The Department for Transport (DfT) recently ran a consultation looking at closing a loophole in mobile phone use behind the wheel, with 81% of those who responded, supporting the change. The new law will come into force on 25th March 2022 and will result in using a hand held mobile phone behind the wheel being illegal in virtually any circumstance, including while stationary.
Drivers will still be able to use hand’s free devices, such as sat-navs, as long as they are securely fastened.
Why is change needed?
The mobile phone has come a long way since the creation of the mobile phone offence. The law currently states that the handheld mobile phone offence is only triggered when a driver is holding a mobile phone in their hand and communicating with another person through voice call, texting, email or communicating with the internet.
It is equally dangerous for a driver to use a hand-held mobile phone to search for music stored on the phone or to record video footage while driving. Currently, these “standalone” functions can lead to enforcement action by the police but not under the handheld mobile phone offence.
The police may choose to take action under the offence of “not in proper control” of the vehicle. The penalty for “not in proper control” offence is not as tough as the dedicated mobile phone offence.
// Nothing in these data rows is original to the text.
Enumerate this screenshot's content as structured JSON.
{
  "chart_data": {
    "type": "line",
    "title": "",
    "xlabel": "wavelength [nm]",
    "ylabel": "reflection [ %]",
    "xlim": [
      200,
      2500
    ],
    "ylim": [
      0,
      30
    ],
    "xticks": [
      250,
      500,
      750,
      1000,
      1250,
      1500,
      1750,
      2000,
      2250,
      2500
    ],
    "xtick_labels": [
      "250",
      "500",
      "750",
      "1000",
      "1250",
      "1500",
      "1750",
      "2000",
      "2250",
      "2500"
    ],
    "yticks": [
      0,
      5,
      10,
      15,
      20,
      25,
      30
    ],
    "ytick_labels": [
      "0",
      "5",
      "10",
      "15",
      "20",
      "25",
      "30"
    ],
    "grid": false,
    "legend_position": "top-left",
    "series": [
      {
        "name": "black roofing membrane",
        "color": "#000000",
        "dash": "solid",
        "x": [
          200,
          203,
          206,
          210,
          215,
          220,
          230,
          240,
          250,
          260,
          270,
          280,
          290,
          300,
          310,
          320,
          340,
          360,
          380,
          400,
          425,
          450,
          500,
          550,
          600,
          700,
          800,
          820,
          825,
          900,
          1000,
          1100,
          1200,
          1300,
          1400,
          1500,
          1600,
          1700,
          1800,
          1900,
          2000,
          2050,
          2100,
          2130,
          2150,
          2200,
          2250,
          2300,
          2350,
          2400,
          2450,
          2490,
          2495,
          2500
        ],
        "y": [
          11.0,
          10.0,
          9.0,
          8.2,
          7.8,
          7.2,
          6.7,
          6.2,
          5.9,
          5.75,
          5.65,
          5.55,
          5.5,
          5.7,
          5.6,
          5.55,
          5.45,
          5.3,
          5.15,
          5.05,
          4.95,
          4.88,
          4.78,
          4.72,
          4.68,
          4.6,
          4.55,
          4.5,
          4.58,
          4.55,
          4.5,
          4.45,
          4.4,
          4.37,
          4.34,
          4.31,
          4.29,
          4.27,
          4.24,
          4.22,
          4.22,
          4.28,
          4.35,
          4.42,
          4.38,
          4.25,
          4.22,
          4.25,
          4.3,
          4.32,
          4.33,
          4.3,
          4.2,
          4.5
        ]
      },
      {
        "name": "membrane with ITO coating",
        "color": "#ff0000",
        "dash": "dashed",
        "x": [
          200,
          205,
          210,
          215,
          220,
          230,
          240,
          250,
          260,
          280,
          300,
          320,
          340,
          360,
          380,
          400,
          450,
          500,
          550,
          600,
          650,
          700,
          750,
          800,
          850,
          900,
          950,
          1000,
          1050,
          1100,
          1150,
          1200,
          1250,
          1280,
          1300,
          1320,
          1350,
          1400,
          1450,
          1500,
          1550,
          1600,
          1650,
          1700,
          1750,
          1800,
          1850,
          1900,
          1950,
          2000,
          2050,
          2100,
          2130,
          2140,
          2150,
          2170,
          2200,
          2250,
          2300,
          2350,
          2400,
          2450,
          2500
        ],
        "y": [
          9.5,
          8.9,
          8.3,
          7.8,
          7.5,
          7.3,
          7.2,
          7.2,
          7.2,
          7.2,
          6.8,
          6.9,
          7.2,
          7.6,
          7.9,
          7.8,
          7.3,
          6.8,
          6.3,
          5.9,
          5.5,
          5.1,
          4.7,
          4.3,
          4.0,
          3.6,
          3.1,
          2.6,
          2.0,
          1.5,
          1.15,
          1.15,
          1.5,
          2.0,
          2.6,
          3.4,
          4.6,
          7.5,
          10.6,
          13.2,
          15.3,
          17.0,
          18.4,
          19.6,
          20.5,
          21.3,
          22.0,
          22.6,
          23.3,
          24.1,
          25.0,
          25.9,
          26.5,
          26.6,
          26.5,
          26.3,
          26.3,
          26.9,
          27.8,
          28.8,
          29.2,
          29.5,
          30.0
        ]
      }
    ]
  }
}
This weakens the tough stance taken by the Government on penalties for using a hand-held mobile phone while driving.
Exemptions to the new law
There is an exemption to this law, for drivers using a mobile phone to make contactless payments at appropriate locations, while stationary, for example at drive through food outlets.
Drivers who are caught using a hand-held device behind the wheel will face a £200 fixed penalty notice and 6 points on their licence.
By strengthening the law to make using a hand-held phone while driving illegal, in a wider range of circumstances will ensure police can take immediate action if they see a driver using a phone at the wheel, bolstering current police powers to tackle this behaviour.